Zum ersten Mal seit den 1990er Jahren besteht nun die Chance, den Rückgang der Sozialwohnungen in Frankfurt zu stoppen und ihre Zahl wieder zu steigern. Ein Hoffnungsschimmer für die über 7.500 Haushalte, die aktuell auf der Warteliste für eine solche Wohnung stehen.

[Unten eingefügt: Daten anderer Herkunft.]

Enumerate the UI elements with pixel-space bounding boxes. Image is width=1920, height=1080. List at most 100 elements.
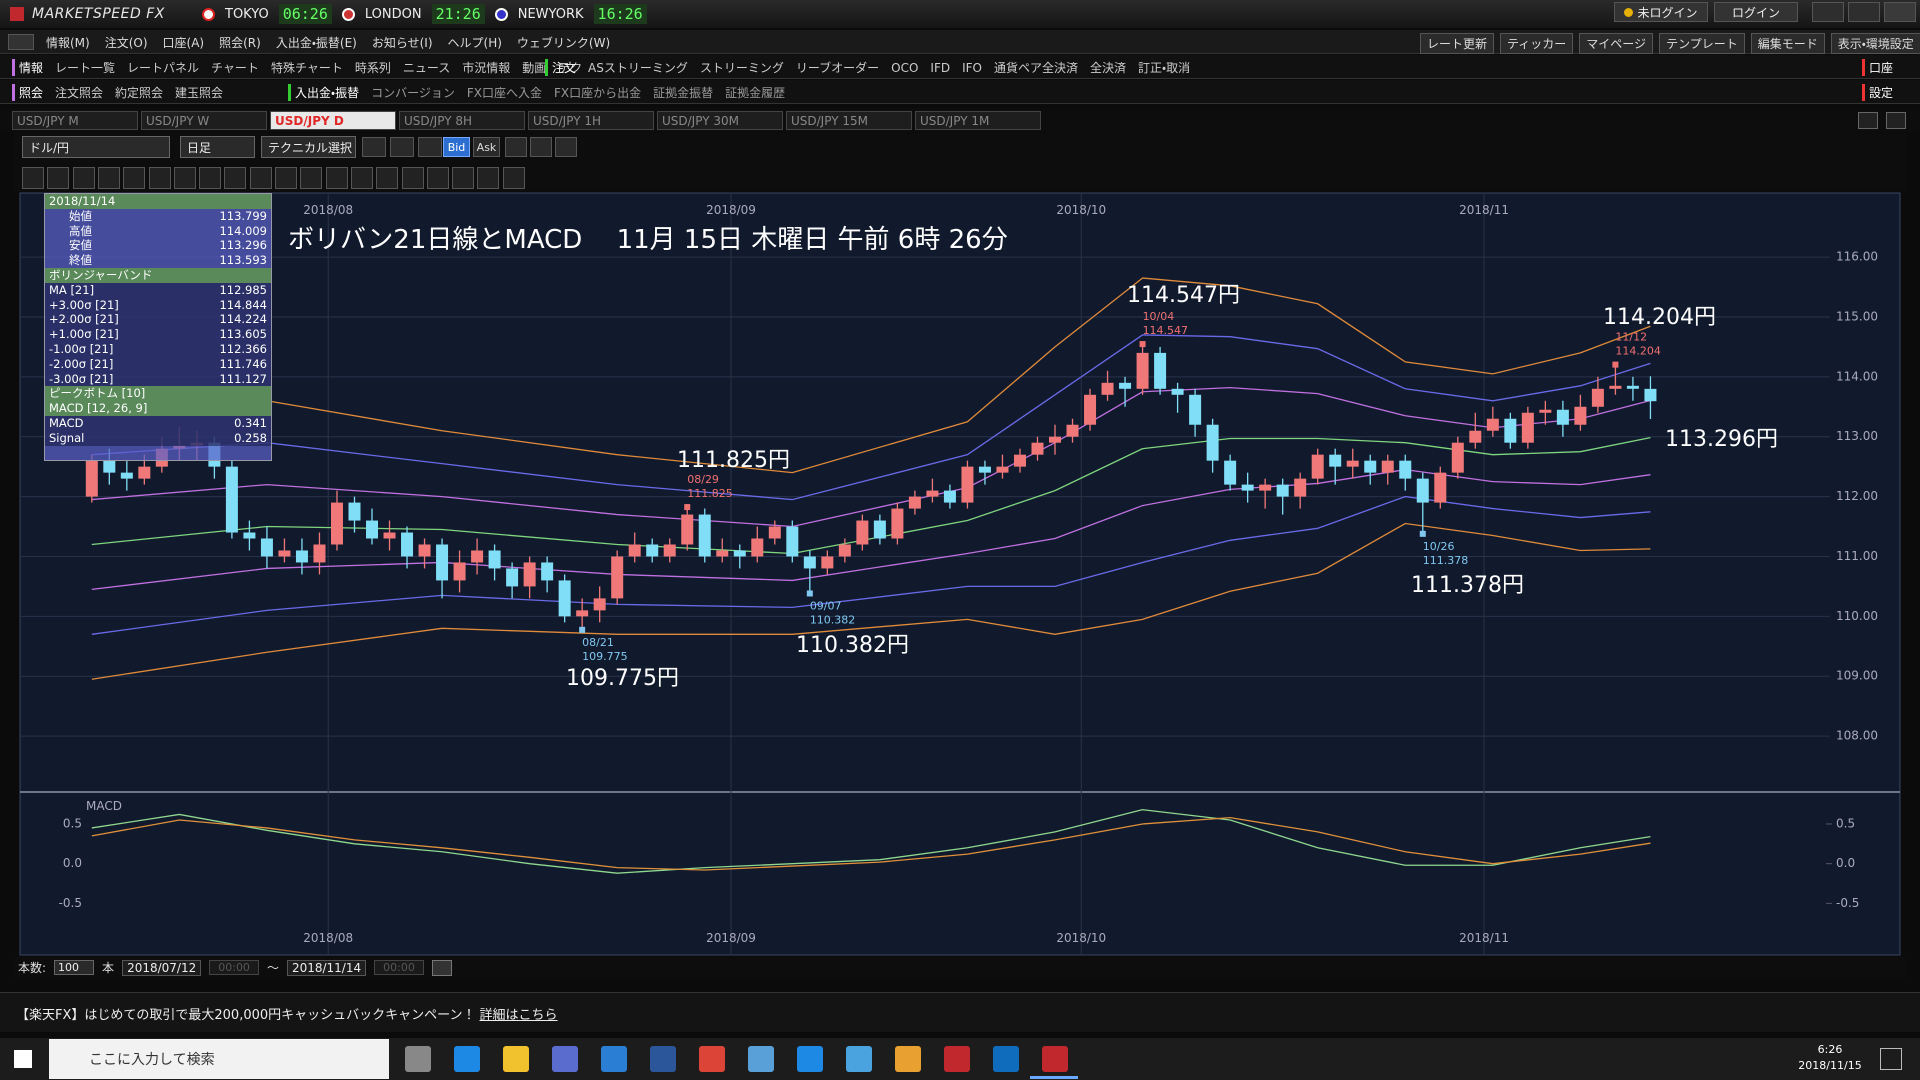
toolbar-icon[interactable] — [555, 137, 577, 157]
menu-icon[interactable] — [8, 34, 34, 50]
drawing-tool[interactable] — [123, 167, 146, 189]
toolbar-icon[interactable] — [390, 137, 414, 157]
drawing-tool[interactable] — [148, 167, 171, 189]
menu-right-item[interactable]: 編集モード — [1750, 33, 1825, 54]
taskbar-app[interactable] — [503, 1046, 529, 1072]
toolbar-item[interactable]: ストリーミング — [699, 61, 784, 75]
drawing-tool[interactable] — [224, 167, 247, 189]
toolbar-item[interactable]: コンバージョン — [371, 86, 455, 100]
drawing-tool[interactable] — [502, 167, 525, 189]
toolbar-item[interactable]: 通貨ペア全決済 — [994, 61, 1079, 75]
reload-button[interactable] — [431, 959, 452, 976]
toolbar-item[interactable]: ニュース — [402, 61, 451, 75]
toolbar-item[interactable]: IFD — [930, 60, 951, 75]
drawing-tool[interactable] — [199, 167, 222, 189]
toolbar-item[interactable]: 約定照会 — [115, 86, 164, 100]
menu-item[interactable]: 注文(O) — [104, 36, 148, 50]
chart-tab[interactable]: USD/JPY 30M — [657, 111, 783, 130]
toolbar-right-item[interactable]: 口座 — [1862, 59, 1893, 76]
toolbar-item[interactable]: 市況情報 — [462, 61, 511, 75]
taskbar-app[interactable] — [650, 1046, 676, 1072]
bid-button[interactable]: Bid — [443, 137, 470, 157]
toolbar-item[interactable]: 証拠金履歴 — [725, 86, 786, 100]
toolbar-item[interactable]: リーブオーダー — [795, 61, 880, 75]
toolbar-item[interactable]: 時系列 — [354, 61, 391, 75]
menu-item[interactable]: ヘルプ(H) — [447, 36, 502, 50]
toolbar-right-item[interactable]: 設定 — [1862, 84, 1893, 101]
toolbar-item[interactable]: 証拠金振替 — [653, 86, 714, 100]
to-date[interactable]: 2018/11/14 — [286, 959, 367, 976]
taskbar-app[interactable] — [797, 1046, 823, 1072]
toolbar-item[interactable]: レート一覧 — [55, 61, 116, 75]
period-select[interactable]: 日足 — [180, 136, 255, 158]
chart-tab[interactable]: USD/JPY 1H — [528, 111, 654, 130]
menu-item[interactable]: 口座(A) — [162, 36, 205, 50]
drawing-tool[interactable] — [376, 167, 399, 189]
toolbar-item[interactable]: OCO — [891, 60, 919, 75]
toolbar-icon[interactable] — [362, 137, 386, 157]
taskbar-app[interactable] — [405, 1046, 431, 1072]
taskbar-app[interactable] — [993, 1046, 1019, 1072]
toolbar-item[interactable]: 全決済 — [1090, 61, 1127, 75]
pair-select[interactable]: ドル/円 — [22, 136, 170, 158]
drawing-tool[interactable] — [249, 167, 272, 189]
drawing-tool[interactable] — [275, 167, 297, 189]
toolbar-icon[interactable] — [418, 137, 442, 157]
menu-right-item[interactable]: マイページ — [1579, 33, 1654, 54]
banner-link[interactable]: 詳細はこちら — [479, 1008, 558, 1023]
toolbar-item[interactable]: ASストリーミング — [588, 61, 688, 75]
toolbar-icon[interactable] — [505, 137, 527, 157]
start-button[interactable] — [14, 1050, 32, 1068]
chart-tab[interactable]: USD/JPY 15M — [786, 111, 912, 130]
menu-item[interactable]: ウェブリンク(W) — [516, 36, 611, 50]
toolbar-group-title[interactable]: 照会 — [12, 84, 43, 101]
technical-select[interactable]: テクニカル選択 — [261, 136, 356, 158]
chart-tab[interactable]: USD/JPY 8H — [399, 111, 525, 130]
toolbar-item[interactable]: 訂正・取消 — [1138, 61, 1191, 75]
search-box[interactable]: ここに入力して検索 — [49, 1039, 389, 1079]
taskbar-app[interactable] — [699, 1046, 725, 1072]
window-button[interactable] — [1848, 2, 1880, 22]
menu-right-item[interactable]: テンプレート — [1659, 33, 1745, 54]
taskbar-app[interactable] — [748, 1046, 774, 1072]
tab-button[interactable] — [1886, 112, 1906, 129]
toolbar-item[interactable]: チャート — [211, 61, 259, 75]
chart-tab[interactable]: USD/JPY M — [12, 111, 138, 130]
chart-tab[interactable]: USD/JPY D — [270, 111, 396, 130]
login-button[interactable]: ログイン — [1714, 2, 1798, 22]
drawing-tool[interactable] — [325, 167, 348, 189]
menu-right-item[interactable]: レート更新 — [1420, 33, 1495, 54]
menu-item[interactable]: 入出金・振替(E) — [275, 36, 357, 50]
taskbar-app[interactable] — [552, 1046, 578, 1072]
toolbar-icon[interactable] — [530, 137, 552, 157]
window-button[interactable] — [1884, 2, 1916, 22]
menu-item[interactable]: お知らせ(I) — [371, 36, 433, 50]
taskbar-app[interactable] — [846, 1046, 872, 1072]
toolbar-item[interactable]: FX口座へ入金 — [466, 86, 542, 100]
drawing-tool[interactable] — [22, 167, 44, 189]
drawing-tool[interactable] — [97, 167, 120, 189]
count-select[interactable]: 100 — [54, 960, 95, 975]
toolbar-item[interactable]: 注文照会 — [55, 86, 104, 100]
toolbar-item[interactable]: 建玉照会 — [175, 86, 224, 100]
taskbar-app[interactable] — [944, 1046, 970, 1072]
toolbar-item[interactable]: IFO — [962, 60, 982, 75]
drawing-tool[interactable] — [173, 167, 196, 189]
taskbar-app[interactable] — [454, 1046, 480, 1072]
tab-button[interactable] — [1858, 112, 1878, 129]
drawing-tool[interactable] — [477, 167, 500, 189]
toolbar-item[interactable]: テク — [558, 61, 583, 75]
toolbar-item[interactable]: レートパネル — [127, 61, 200, 75]
chart-tab[interactable]: USD/JPY W — [141, 111, 267, 130]
toolbar-item[interactable]: 動画 — [522, 61, 547, 75]
menu-item[interactable]: 照会(R) — [219, 36, 261, 50]
drawing-tool[interactable] — [350, 167, 373, 189]
menu-item[interactable]: 情報(M) — [46, 36, 90, 50]
toolbar-item[interactable]: FX口座から出金 — [553, 86, 642, 100]
toolbar-group-title[interactable]: 入出金・振替 — [288, 84, 359, 101]
drawing-tool[interactable] — [426, 167, 449, 189]
window-button[interactable] — [1812, 2, 1844, 22]
toolbar-group-title[interactable]: 注文 — [545, 59, 576, 76]
notification-icon[interactable] — [1880, 1048, 1902, 1070]
taskbar-app[interactable] — [601, 1046, 627, 1072]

Das Bündnis »Mietentscheid Frankfurt« hatte bereits 2018 über 27.000 Unterschriften für mehr bezahlbaren Wohnraum in Frankfurt gesammelt. Nach der erfolgreichen Unterschriftensammlung entschied sich die Stadt jedoch zunächst dafür, einen Rechtsstreit vor dem Verwaltungsgericht Frankfurt gegen die Forderungen zu führen und die Umsetzung so zu verschleppen. Erst das Auseinanderbrechen der seit 2021 regierenden städtischen Koalition im vergangenen Jahr und die entsprechende Neuverhandlung der politischen Kräfteverhältnisse rund um die Verabschiedung des städtischen Haushaltes machte nun neue Zielvorgaben für die ABG möglich.
Jetzt heißt es Dranbleiben
Die Mietenkrise hat sich in den letzten Jahren in Frankfurt weiter verschärft. Tausende Sozialwohnungen sind seit Start des Bürger:innenbegehrens aus der Bindung gefallen. „Dieser Beschluss ist für viele Menschen ein wichtiger Schritt. Er zeigt, dass auch direkte Demokratie wirken kann. Jetzt muss der Magistrat liefern! Wir werden genau beobachten, ob die Zielmarken eingehalten und der Beschluss umgesetzt wird – und uns weiter für mehr bezahlbaren Wohnraum in Frankfurt einsetzen, den wir heute dringender brauchen denn je!“
Der Beschluss wird über Frank Junkers Zeit als Geschäftsführer der ABG hinausgehen. Der Mietentscheid wird seine Tätigkeit und die seiner Nachfolger:innen weiterhin kritisch begleiten, und prüfen, ob die ABG sich nun endlich zu dem sozialen Wohnungsunternehmen wandelt, das Frankfurt schon seit vielen Jahren benötigt.